Under the Cook County Assessor Fritz Kaegi, commercial property values have soared and many commercial property owners feared a tax increase this year. However, the Board of Review has been correcting many of the over aggressively increased assessed values on commercial and industrial properties in seven townships reassessed last year by Kaegi’s office.
Why Valuations Differ
In 2018, when Kaegi came in, the northern suburbs were the first to fall under the new reassessment process. The total assessed value of all commercial and industrial real estate rose 74.4 percent that year, which was almost five times the 15.6 percent increase for all residential property in those same suburbs that year.
Kaegi philosophically believes commercial and industrial properties in Cook County are under-assessed and under-taxed, and he investment tools applied to the assessment process will correct a tax burden inbalance. Kaegi uses a lower capitalization rate as the key metric in the valuation process, which translates into higher values. The cap rate is a rate of return that investors and appraisers use to value commercial properties. It represents a property’s net operating income divided by its price.
However, the Board of Review, which is the body to which property owners can appeal their assessments and which is charged with correcting Assessor errors, disagrees with the lower cap rate. After granting appeals, the Board of Review has estimated the assessed value down 32 percent from where Kaegi’s office put it, at $3.29 billion from $4.83 billion.
This means those property owners will end up paying less in taxes than they otherwise would have if the Board of Reviews hadn’t made those adjustments.
Part of the reason for the discrepancy between the Assessor’s valuation and the Board of Review’s is that the later favors a “loaded cap rate,” which takes into account potential for future property taxes by using a higher cap rate.

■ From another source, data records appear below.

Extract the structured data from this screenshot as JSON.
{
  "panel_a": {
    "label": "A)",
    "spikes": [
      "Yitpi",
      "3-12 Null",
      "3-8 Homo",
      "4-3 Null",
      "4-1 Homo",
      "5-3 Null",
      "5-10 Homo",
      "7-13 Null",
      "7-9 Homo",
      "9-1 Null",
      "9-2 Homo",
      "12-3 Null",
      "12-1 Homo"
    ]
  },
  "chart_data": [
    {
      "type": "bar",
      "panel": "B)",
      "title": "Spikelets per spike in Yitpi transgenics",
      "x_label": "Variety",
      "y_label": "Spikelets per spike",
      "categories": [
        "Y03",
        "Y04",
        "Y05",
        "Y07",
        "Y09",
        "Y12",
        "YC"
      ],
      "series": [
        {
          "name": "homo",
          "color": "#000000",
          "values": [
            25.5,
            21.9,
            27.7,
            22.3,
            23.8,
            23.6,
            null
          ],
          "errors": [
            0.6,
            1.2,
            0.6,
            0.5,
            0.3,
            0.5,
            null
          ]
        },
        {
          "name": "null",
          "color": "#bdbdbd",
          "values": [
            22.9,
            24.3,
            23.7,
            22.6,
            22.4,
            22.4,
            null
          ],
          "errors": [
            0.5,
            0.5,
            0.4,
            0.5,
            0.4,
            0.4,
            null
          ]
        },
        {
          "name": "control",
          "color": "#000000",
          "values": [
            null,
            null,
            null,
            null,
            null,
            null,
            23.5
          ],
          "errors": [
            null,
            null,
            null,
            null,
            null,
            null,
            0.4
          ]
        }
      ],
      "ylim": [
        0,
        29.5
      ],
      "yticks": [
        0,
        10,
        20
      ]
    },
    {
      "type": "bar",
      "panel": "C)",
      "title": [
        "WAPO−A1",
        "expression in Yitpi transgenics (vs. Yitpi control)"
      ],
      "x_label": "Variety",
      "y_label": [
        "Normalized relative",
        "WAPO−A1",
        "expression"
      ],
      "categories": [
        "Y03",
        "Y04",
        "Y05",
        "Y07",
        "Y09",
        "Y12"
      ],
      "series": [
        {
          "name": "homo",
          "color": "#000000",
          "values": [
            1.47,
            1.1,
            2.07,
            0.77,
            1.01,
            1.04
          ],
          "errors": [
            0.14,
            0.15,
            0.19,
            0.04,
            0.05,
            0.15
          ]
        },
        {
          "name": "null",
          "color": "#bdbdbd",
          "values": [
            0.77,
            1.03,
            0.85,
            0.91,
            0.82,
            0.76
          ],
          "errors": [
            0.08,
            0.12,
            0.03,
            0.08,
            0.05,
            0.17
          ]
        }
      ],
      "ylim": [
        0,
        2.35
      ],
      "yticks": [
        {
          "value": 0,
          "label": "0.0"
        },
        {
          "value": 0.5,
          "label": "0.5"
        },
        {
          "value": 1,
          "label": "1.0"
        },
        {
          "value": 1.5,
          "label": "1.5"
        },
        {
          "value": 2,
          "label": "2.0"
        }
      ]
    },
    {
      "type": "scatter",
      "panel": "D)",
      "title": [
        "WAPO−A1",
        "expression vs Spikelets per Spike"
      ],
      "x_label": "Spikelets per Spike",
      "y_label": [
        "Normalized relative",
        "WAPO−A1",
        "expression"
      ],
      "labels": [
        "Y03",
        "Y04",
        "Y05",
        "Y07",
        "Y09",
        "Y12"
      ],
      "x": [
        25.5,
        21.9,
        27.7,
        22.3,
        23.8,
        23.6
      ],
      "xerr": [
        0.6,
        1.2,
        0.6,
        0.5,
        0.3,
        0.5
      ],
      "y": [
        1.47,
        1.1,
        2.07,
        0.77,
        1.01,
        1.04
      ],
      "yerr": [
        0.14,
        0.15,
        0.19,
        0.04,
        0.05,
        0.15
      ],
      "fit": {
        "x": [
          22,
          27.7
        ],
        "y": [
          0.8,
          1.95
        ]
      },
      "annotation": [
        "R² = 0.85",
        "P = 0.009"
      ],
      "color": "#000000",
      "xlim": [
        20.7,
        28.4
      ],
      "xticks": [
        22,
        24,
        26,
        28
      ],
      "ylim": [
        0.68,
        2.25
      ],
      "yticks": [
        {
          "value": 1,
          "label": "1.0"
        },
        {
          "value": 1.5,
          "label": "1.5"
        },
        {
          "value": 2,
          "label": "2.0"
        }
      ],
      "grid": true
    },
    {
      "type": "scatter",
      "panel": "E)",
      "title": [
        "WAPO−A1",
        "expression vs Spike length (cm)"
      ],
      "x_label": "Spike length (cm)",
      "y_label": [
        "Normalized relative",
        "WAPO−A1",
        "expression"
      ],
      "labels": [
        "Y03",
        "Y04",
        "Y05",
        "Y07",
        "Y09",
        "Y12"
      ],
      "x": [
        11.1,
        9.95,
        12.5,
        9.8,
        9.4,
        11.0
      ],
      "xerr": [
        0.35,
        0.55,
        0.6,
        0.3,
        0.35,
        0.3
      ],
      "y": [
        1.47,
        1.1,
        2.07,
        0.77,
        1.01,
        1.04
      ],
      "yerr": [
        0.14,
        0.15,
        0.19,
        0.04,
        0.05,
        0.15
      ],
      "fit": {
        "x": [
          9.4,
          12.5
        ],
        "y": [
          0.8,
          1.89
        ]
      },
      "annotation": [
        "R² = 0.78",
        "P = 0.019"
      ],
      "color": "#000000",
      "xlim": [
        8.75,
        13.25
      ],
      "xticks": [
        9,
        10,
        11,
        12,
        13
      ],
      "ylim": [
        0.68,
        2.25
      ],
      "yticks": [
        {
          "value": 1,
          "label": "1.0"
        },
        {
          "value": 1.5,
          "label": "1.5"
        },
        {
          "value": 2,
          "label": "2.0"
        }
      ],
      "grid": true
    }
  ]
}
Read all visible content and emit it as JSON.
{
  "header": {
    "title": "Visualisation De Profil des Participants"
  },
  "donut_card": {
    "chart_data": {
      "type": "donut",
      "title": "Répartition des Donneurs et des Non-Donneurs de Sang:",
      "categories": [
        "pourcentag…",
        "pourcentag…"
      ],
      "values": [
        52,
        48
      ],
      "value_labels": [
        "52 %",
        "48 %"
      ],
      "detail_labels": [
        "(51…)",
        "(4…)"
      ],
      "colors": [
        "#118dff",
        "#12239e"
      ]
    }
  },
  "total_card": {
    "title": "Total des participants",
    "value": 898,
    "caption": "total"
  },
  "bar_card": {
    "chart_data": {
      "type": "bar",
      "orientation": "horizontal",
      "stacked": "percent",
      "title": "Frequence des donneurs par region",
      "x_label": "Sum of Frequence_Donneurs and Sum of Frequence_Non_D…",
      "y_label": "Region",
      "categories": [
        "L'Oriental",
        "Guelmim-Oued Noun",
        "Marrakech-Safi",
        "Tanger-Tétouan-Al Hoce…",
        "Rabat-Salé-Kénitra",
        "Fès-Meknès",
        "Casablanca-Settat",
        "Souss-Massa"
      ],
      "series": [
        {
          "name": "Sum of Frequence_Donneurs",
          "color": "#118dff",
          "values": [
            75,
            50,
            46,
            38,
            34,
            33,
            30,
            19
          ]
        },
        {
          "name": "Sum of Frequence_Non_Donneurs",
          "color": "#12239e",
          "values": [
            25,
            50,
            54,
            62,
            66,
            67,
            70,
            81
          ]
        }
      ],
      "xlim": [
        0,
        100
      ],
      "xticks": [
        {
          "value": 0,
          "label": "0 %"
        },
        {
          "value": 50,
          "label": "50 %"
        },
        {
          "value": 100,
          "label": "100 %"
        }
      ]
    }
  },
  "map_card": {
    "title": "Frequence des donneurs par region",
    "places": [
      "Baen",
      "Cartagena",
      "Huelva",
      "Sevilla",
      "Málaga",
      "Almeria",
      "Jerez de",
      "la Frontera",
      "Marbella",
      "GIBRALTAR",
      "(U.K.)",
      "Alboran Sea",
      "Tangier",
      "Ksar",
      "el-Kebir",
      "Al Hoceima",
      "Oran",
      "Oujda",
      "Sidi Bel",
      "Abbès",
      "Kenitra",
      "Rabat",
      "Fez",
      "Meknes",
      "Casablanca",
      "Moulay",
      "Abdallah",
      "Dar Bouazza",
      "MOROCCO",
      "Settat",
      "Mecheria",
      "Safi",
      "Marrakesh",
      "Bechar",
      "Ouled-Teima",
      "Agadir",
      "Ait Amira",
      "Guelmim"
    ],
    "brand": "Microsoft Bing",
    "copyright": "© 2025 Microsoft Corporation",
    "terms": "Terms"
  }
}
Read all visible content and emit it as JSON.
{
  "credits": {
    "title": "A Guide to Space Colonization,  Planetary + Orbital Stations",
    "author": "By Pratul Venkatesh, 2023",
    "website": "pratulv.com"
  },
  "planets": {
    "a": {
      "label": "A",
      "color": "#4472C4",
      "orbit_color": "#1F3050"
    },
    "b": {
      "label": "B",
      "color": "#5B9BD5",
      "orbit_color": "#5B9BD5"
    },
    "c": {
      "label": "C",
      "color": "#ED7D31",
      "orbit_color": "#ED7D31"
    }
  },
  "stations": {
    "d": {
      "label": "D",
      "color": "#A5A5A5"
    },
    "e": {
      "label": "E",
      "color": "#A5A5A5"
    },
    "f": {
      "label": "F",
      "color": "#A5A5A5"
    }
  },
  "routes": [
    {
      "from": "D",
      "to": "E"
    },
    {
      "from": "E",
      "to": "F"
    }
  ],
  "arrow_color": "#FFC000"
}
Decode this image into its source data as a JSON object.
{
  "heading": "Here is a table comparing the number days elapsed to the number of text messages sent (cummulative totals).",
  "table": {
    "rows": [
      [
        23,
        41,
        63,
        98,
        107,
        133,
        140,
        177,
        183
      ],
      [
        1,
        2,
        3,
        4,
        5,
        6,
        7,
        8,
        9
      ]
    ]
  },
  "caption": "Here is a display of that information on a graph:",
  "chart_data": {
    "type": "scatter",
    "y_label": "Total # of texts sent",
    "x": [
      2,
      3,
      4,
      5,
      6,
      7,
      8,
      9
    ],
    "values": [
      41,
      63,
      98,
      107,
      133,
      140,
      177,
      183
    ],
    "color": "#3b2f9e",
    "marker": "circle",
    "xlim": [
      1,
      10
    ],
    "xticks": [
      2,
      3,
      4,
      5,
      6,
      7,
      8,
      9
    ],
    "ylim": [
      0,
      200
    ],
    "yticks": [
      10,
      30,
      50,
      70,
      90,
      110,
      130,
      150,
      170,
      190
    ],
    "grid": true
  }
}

By leaving off the “loaded rate” in his calculations, it seems as if the Assessor believes property taxes play no role in a potential buyer’s deliberations when developing their bidding price for a property.
What This Means for Residential Properties
Because the amount each taxing district levies to collect is a predetermined amount, all property owners will pay higher taxes on their properties whenever an assessment is lowered on another property in the district. Residences that are overassessed will pay more than their reasonable share of the final tax burden if they do not similarly cause their overly high proposed assessments to be reduced.
For either a commercial or residential property owner who feels the assessment of the property is incorrect, the appeals process can provide a remedy. The assessment is supposed to reflect the market value of a property. A taxpayer should never have to pay for more than a property is worth.